Upendrakishore Raychaudhuri

1863 - 1915

The Upendra Kishore Ray Chowdhury – a polymath that only the nineteenth century could produce – was an artist, illustrator, musician, writer, photographer, and typographer, who revolutionized the norms of printing and publication in India. He was the epitome of the educated Bengali at his inquisitive best and at a time of the colonial period when old class and caste structures were crumbling, allowing a wider range of aspirations.

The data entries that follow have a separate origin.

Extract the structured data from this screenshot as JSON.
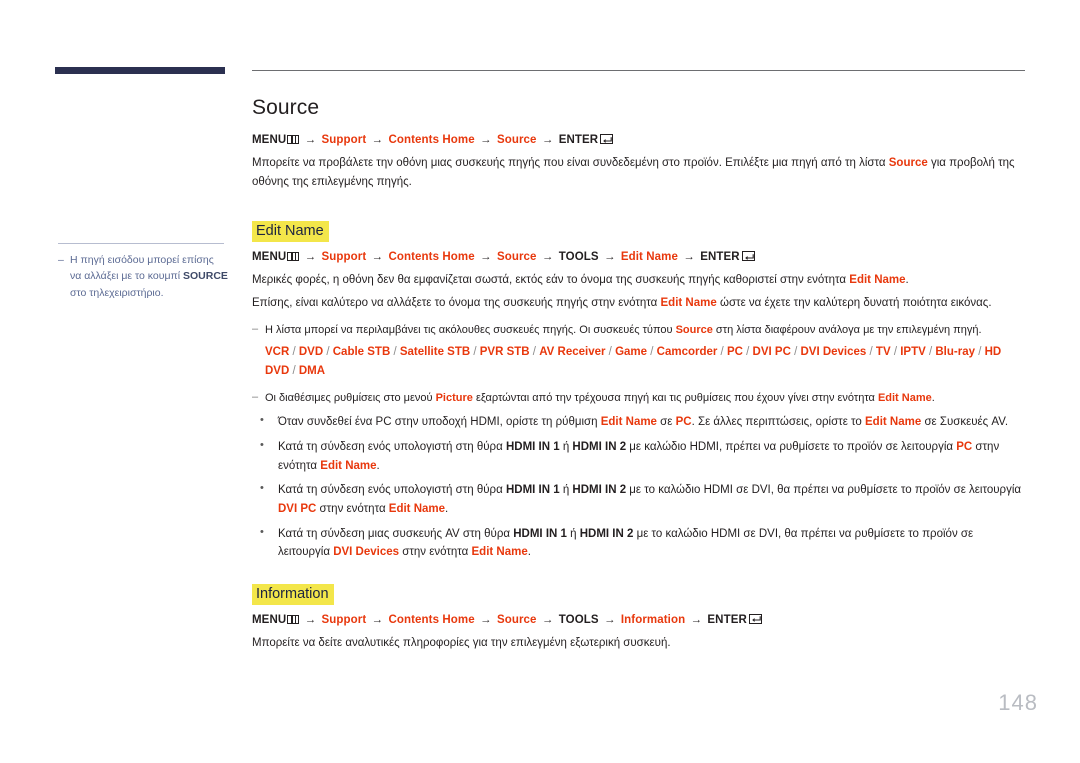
{
  "page": {
    "number": "148",
    "title": "Source"
  },
  "sidebar": {
    "note": {
      "dash": "–",
      "text_before": "Η πηγή εισόδου μπορεί επίσης να αλλάξει με το κουμπί ",
      "bold": "SOURCE",
      "text_after": " στο τηλεχειριστήριο."
    }
  },
  "source_section": {
    "path": {
      "menu": "MENU",
      "arrow": "→",
      "step1": "Support",
      "step2": "Contents Home",
      "step3": "Source",
      "enter": "ENTER"
    },
    "paragraph_before": "Μπορείτε να προβάλετε την οθόνη μιας συσκευής πηγής που είναι συνδεδεμένη στο προϊόν. Επιλέξτε μια πηγή από τη λίστα ",
    "paragraph_highlight": "Source",
    "paragraph_after": " για προβολή της οθόνης της επιλεγμένης πηγής."
  },
  "edit_name_section": {
    "heading": "Edit Name",
    "path": {
      "menu": "MENU",
      "arrow": "→",
      "step1": "Support",
      "step2": "Contents Home",
      "step3": "Source",
      "step4": "TOOLS",
      "step5": "Edit Name",
      "enter": "ENTER"
    },
    "para1_a": "Μερικές φορές, η οθόνη δεν θα εμφανίζεται σωστά, εκτός εάν το όνομα της συσκευής πηγής καθοριστεί στην ενότητα ",
    "para1_hl": "Edit Name",
    "para1_b": ".",
    "para2_a": "Επίσης, είναι καλύτερο να αλλάξετε το όνομα της συσκευής πηγής στην ενότητα ",
    "para2_hl": "Edit Name",
    "para2_b": " ώστε να έχετε την καλύτερη δυνατή ποιότητα εικόνας.",
    "note1": {
      "dash": "–",
      "a": "Η λίστα μπορεί να περιλαμβάνει τις ακόλουθες συσκευές πηγής. Οι συσκευές τύπου ",
      "hl": "Source",
      "b": " στη λίστα διαφέρουν ανάλογα με την επιλεγμένη πηγή.",
      "devices": [
        "VCR",
        "DVD",
        "Cable STB",
        "Satellite STB",
        "PVR STB",
        "AV Receiver",
        "Game",
        "Camcorder",
        "PC",
        "DVI PC",
        "DVI Devices",
        "TV",
        "IPTV",
        "Blu-ray",
        "HD DVD",
        "DMA"
      ],
      "separator": "/"
    },
    "note2": {
      "dash": "–",
      "a": "Οι διαθέσιμες ρυθμίσεις στο μενού ",
      "hl1": "Picture",
      "b": " εξαρτώνται από την τρέχουσα πηγή και τις ρυθμίσεις που έχουν γίνει στην ενότητα ",
      "hl2": "Edit Name",
      "c": "."
    },
    "bullets": [
      {
        "parts": [
          {
            "t": "Όταν συνδεθεί ένα PC στην υποδοχή HDMI, ορίστε τη ρύθμιση ",
            "s": "n"
          },
          {
            "t": "Edit Name",
            "s": "r"
          },
          {
            "t": " σε ",
            "s": "n"
          },
          {
            "t": "PC",
            "s": "r"
          },
          {
            "t": ". Σε άλλες περιπτώσεις, ορίστε το ",
            "s": "n"
          },
          {
            "t": "Edit Name",
            "s": "r"
          },
          {
            "t": " σε Συσκευές AV.",
            "s": "n"
          }
        ]
      },
      {
        "parts": [
          {
            "t": "Κατά τη σύνδεση ενός υπολογιστή στη θύρα ",
            "s": "n"
          },
          {
            "t": "HDMI IN 1",
            "s": "b"
          },
          {
            "t": " ή ",
            "s": "n"
          },
          {
            "t": "HDMI IN 2",
            "s": "b"
          },
          {
            "t": " με καλώδιο HDMI, πρέπει να ρυθμίσετε το προϊόν σε λειτουργία ",
            "s": "n"
          },
          {
            "t": "PC",
            "s": "r"
          },
          {
            "t": " στην ενότητα ",
            "s": "n"
          },
          {
            "t": "Edit Name",
            "s": "r"
          },
          {
            "t": ".",
            "s": "n"
          }
        ]
      },
      {
        "parts": [
          {
            "t": "Κατά τη σύνδεση ενός υπολογιστή στη θύρα ",
            "s": "n"
          },
          {
            "t": "HDMI IN 1",
            "s": "b"
          },
          {
            "t": " ή ",
            "s": "n"
          },
          {
            "t": "HDMI IN 2",
            "s": "b"
          },
          {
            "t": " με το καλώδιο HDMI σε DVI, θα πρέπει να ρυθμίσετε το προϊόν σε λειτουργία ",
            "s": "n"
          },
          {
            "t": "DVI PC",
            "s": "r"
          },
          {
            "t": " στην ενότητα ",
            "s": "n"
          },
          {
            "t": "Edit Name",
            "s": "r"
          },
          {
            "t": ".",
            "s": "n"
          }
        ]
      },
      {
        "parts": [
          {
            "t": "Κατά τη σύνδεση μιας συσκευής AV στη θύρα ",
            "s": "n"
          },
          {
            "t": "HDMI IN 1",
            "s": "b"
          },
          {
            "t": " ή ",
            "s": "n"
          },
          {
            "t": "HDMI IN 2",
            "s": "b"
          },
          {
            "t": " με το καλώδιο HDMI σε DVI, θα πρέπει να ρυθμίσετε το προϊόν σε λειτουργία ",
            "s": "n"
          },
          {
            "t": "DVI Devices",
            "s": "r"
          },
          {
            "t": " στην ενότητα ",
            "s": "n"
          },
          {
            "t": "Edit Name",
            "s": "r"
          },
          {
            "t": ".",
            "s": "n"
          }
        ]
      }
    ]
  },
  "information_section": {
    "heading": "Information",
    "path": {
      "menu": "MENU",
      "arrow": "→",
      "step1": "Support",
      "step2": "Contents Home",
      "step3": "Source",
      "step4": "TOOLS",
      "step5": "Information",
      "enter": "ENTER"
    },
    "paragraph": "Μπορείτε να δείτε αναλυτικές πληροφορίες για την επιλεγμένη εξωτερική συσκευή."
  },
  "colors": {
    "accent_red": "#e8380d",
    "highlight_yellow": "#f3e64a",
    "navy_bar": "#2b3050",
    "side_note": "#5b6a93",
    "page_number": "#b9bcc2"
  }
}
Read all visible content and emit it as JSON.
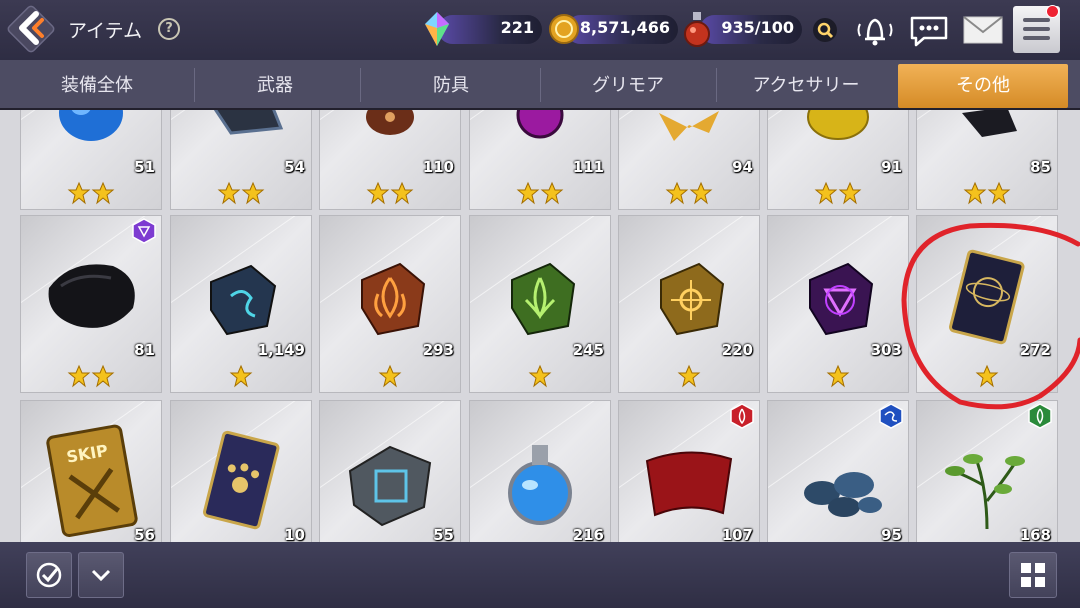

He started a printing press, U Ray  & Sons in 1913, which soon became a leading institution, printing important books like Rabindranath Tagore’s memoir Jeebansmriti. In the same year, he started publishing the children’s magazine Sandesh, for which he wrote extensively. His profuse illustrations give us an inkling of Sukumar’s (son) and Satyajit’s (grandson) roots of creativity. His international fame in the technicalities of halftone photography is borne by the fact of London’s Penrose Annual publishing nine papers of his between 1897 and 1911.

Apart from being the editor of Sandesh, he was a prolific writer, contributing evergreen children’s classics to Bengali literature — Tuntunir Boi (The Tailorbird’s Book), Chheleder Mahabharat (The Mahabharata for Young Boys), Chhotoder Ramayan (The Ramayana for Children), Goopy Gyne Bagha Byne (Goopy the Singer and Bagha the Drummer), etc.

It is on the pages of Sandesh, and in the illustrations done for Hindustani Upokotha (Folk Tales of Hindustan) compiled by Sita Devi and Shanta Devi that one sees the finest examples of his creativity as a graphic storyteller. His Tuntunir Boi is full of animals that are reminiscent of people, who are no longer sure where they belong. There is a dimwit tiger seeking a human bride, a stupid crocodile eager to have an educated progeny, and a house-cat who bosses mighty tigers. The accompanying frames are timeless: the tiny bird talking to the elephant while being perched on its tusk, or the distressed ant paddling a rice-husk boat taking its dying wife across the waters. Indeed, these illustrations are a hallmark of excellence in the history of illustrated storytelling in Bengal.

His oil paintings were mostly landscapes — the Sal forest of Giridih, the Usri River, the hills of Darjeeling, or the sea of Puri. According to Satyajit Ray, “while living in Calcutta, improving on the concept of half-tone block printing, or writing such an exemplary children’s book such as Tuntunir Boi, or composing a song like Jago Purobasi/Bhagavata Prem Piyasi [Awake citizens / those who desire the love of god], it was Upendrakishore who alone was capable of producing such an amazing range of work all by himself.”